Fewer companies have established overseas branches. EverPro has a presence in the United States, Germany, the United Kingdom, Sweden, Italy, Japan, and Singapore. Another expo participant, Xi’an Jiexu Biotech (西安杰旭生物科技), does not have an overseas branch itself, but its parent company, Assure Tech (按旭生物), has at least two subsidiaries—in the United States and Singapore.

Analysis of Assure Tech’s products and corporate history shows multiple foreign regulatory approvals, including by regulatory bodies in the United States and Canada. In 2020, the company’s COVID-19 antibody tests received emergency use authorization from the U.S. Food and Drug Administration (FDA).
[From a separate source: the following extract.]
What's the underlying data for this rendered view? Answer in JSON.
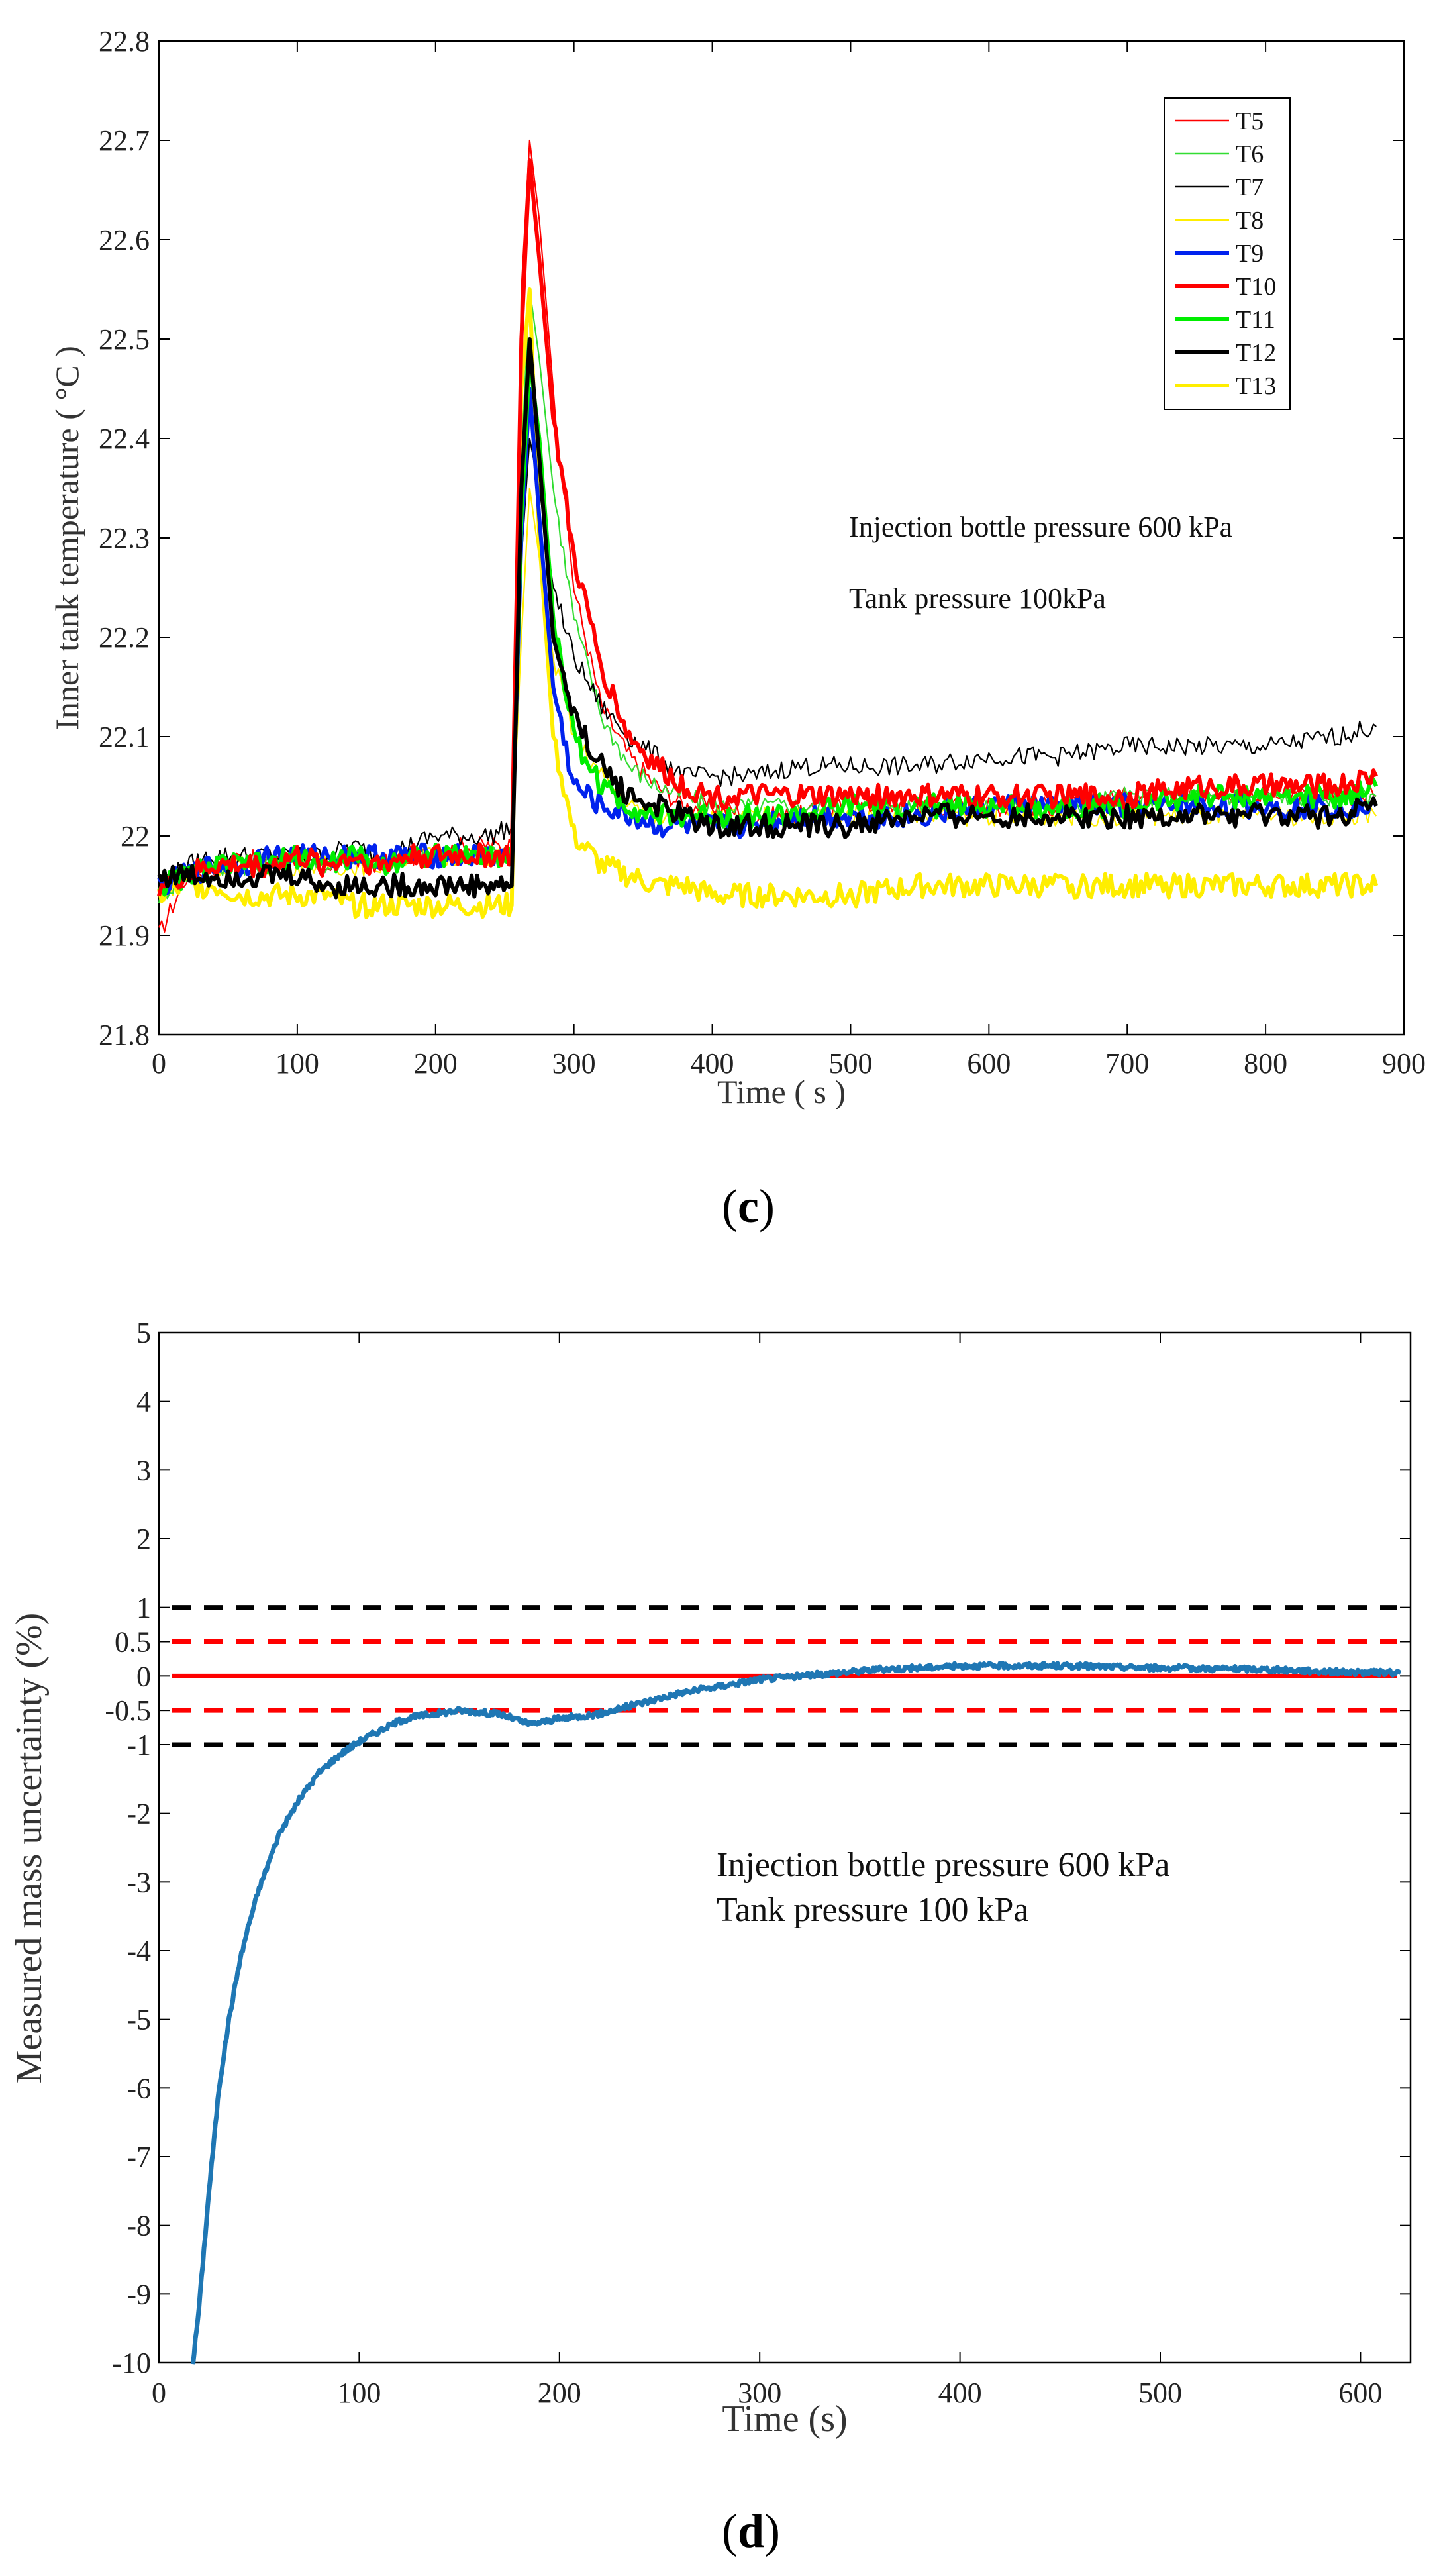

The tests are sold by Thermo Fisher Scientific, an American company whose DNA sampling equipment was used by the XPSB to forcibly extract biometric data from Uyghurs (New York Times, February 21, 2019; Thermo Fisher, accessed May 20; Assure Tech, accessed June 16). The company’s current job postings for international sales positions request applicants with German, Spanish, French, and English language skills, reflecting their continued confidence in expanding across international markets (LinkedIn/Assure Tech, May 4). Several other companies at the expo have received regulatory approvals—and, in four instances, additional third-party approvals—for overseas markets. These include for the United States, Canada, South Korea, European Union, Germany, Japan, and Australia.

Regulatory certification permits the use of approved products in a specific jurisdiction, while federal and third-party approvals also tell the public that such products are safe for use. These determinations effectively legitimize and protect the reputation of the companies selling the products, support their marketing efforts, and obscure their ties to human rights abuses.

Conclusion

Past sanctions on officials and bureaus in Xinjiang have overlooked the commercial networks that underwrite Xinjiang’s security apparatus. Evidence of ties to this apparatus is publicized on companies’ official websites, in press releases, and in media reports, suggesting that businesses continue to operate unimpeded.

The expo organizers explicitly recognize the support of the XPSB. This demonstrates participating firms’ interest in the Xinjiang security market and, therefore, their complicity in the region’s human rights abuses. Ties to these companies thus pose a reputational danger to overseas firms that continue to depend on their exported technology. Operational risks are also present—PRC partner firms may find themselves subject to future sanctions designations or market restrictions.

The most urgent risk for foreign entities is the likelihood that they are currently funding human rights abuses in Xinjiang. By engaging with these firms, purchasing their products, and implementing their technologies, foreign entities are funding the research and development of companies engaged in Xinjiang’s security and surveillance state.

Notes

[1] The U.S. Department of State determined in 2021 that the Chinese Communist Party (CCP) had committed genocide against minority populations in Xinjiang (U.S. State Department, January 19, 2021). The following year, the European Parliament adopted a resolution that stated that CCP actions “amount to crimes against humanity and represent a serious risk of genocide” (European Parliament, June 9, 2022). Other countries’ governments have made similar declarations. In response to human rights abuses in Xinjiang, the U.S. government and others have placed sanctions on PRC officials and entities. In 2020, the U.S. Department of Treasury’s Office of Foreign Assets Control (OFAC) sanctioned former regional Party Secretary Chen Quanguo (陈全国), his deputy Zhu Hailun (朱海仑), the Director and Party Secretary of the XPSB, as well as the XPSB itself (Victims of Communism Memorial Foundation, November 24, 2019; Department of Treasury, July 9, 2020).

[2] The database includes the first 57 companies included in the participant list. Seven of these companies were excluded from the analysis due to a lack of online presence (Flourish/Expo Participant Database, May 8).

[3] The true figure may well be higher (see database and sources).

[4] The Xinjiang Production and Construction Corps (XPCC) is also known as the Bingtuan. It is a state-owned enterprise and paramilitary organization.